Every night when I came home he would meet me at the top of the stairs with an excited look in his huge yellow eyes (this may have had something to do the fact that he was about to be fed) and then we'd go through our small nightly ritual. I'd give him his supper and then sit down on the couch to take off my shoes while I turned on the television to watch the news. After he'd finished demolishing whatever I had given him, he'd then jump up on the couch (and me) so that I could scratch him and tell him how beautiful he was. After about five minutes of this, he'd decide that what I had done was sufficient and he'd get down and position himself on the couch under the lamp and up against my side and go to sleep with a hugely satisfied look on his face for at least as long as I was on the couch.

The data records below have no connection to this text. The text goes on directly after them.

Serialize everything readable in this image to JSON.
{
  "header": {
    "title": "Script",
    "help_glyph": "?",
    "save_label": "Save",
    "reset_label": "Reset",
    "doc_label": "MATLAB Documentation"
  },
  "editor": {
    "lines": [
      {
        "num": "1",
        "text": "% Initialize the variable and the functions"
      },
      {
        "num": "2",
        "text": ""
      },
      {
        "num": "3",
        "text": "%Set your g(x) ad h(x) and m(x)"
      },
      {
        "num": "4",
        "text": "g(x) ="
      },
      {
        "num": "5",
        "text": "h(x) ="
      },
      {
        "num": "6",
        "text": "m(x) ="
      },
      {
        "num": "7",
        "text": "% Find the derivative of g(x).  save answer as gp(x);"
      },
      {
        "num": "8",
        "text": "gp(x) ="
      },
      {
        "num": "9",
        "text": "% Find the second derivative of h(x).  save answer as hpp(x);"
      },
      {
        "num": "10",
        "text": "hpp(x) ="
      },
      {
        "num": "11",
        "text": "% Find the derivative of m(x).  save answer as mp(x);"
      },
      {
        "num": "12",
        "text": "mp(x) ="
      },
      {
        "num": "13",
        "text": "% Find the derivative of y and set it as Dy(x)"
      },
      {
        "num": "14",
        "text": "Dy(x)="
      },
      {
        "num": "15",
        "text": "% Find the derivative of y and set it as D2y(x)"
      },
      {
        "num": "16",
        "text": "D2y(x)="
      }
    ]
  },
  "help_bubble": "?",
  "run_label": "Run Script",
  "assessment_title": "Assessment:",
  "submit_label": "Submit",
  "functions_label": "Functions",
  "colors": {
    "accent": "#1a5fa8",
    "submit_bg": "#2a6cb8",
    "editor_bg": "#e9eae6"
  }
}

We did this night after night and it became a highlight of my day for years. These were years in which there were few highlights to be had. I was taking care of him, but he was taking care of me as well. And so, the relationship just got deeper as time went on. The wonderful thing about this type of relationship with a cat or a dog is that you can count on it. Every day if you're good to them they're going to love you. They're not going to decide one day that someone has better cat food and you can be left. They're not going to have some sort of internal crisis and decide that they can't live with you anymore. You love them and they love you. It's profoundly simple and very, very rare.

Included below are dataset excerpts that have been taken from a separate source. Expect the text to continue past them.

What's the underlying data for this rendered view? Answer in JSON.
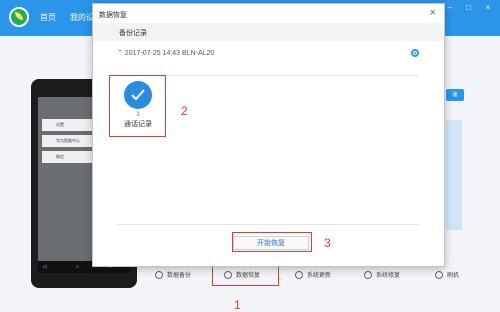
{
  "app": {
    "tabs": [
      "首页",
      "我的设"
    ],
    "window_controls": "–  □  ×"
  },
  "phone": {
    "cards": [
      "设置",
      "华为智能中心",
      "微信"
    ],
    "nav": "◁ ○ □"
  },
  "side": {
    "button_label": "速"
  },
  "actions": [
    "数据备份",
    "数据恢复",
    "系统更新",
    "系统修复",
    "刷机"
  ],
  "dialog": {
    "title": "数据恢复",
    "close": "×",
    "section": "备份记录",
    "record": "⌃  2017-07-25 14:43 BLN-AL20",
    "item": {
      "count": "3",
      "label": "通话记录"
    },
    "start_button": "开始恢复"
  },
  "annotations": [
    "1",
    "2",
    "3"
  ],
  "colors": {
    "accent": "#2b95ea",
    "annotation": "#e53935"
  }
}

Over these past few months Smudge quickly got very old. I almost lost him to a massive infection 18 months ago and from then on we both seemed to know that, at the age of 18 or so, the two of us didn't have much time left. So I made as many accommodations as I could to make his physical life easier. But even as his physical infirmities got in the way, the emotional bonds between still held and he continued to give me as much as he ever did as a younger and spryer cat.
So life if different now. Work can still be a pain, but I now live in a different place with someone who I love and who loves me. She's now the one who provides me with the sense that who I am matters in the world when I come how at night after a discouraging day. But I still miss Smudgy meeting me at the door every night. I was a good dad to him, but he was the little fuzzy cat who kept me going on a constant basis for a long period of time. Maybe that's what I miss. Or maybe it's the fact that he used to instantly purr when I picked him up or how he would wrap his paw around me when I would hold him or how he would stick out his long pink tongue when he got really happy.
I don't know what it is. I just know that I continue to miss it and him. And the missing isn't getting any better.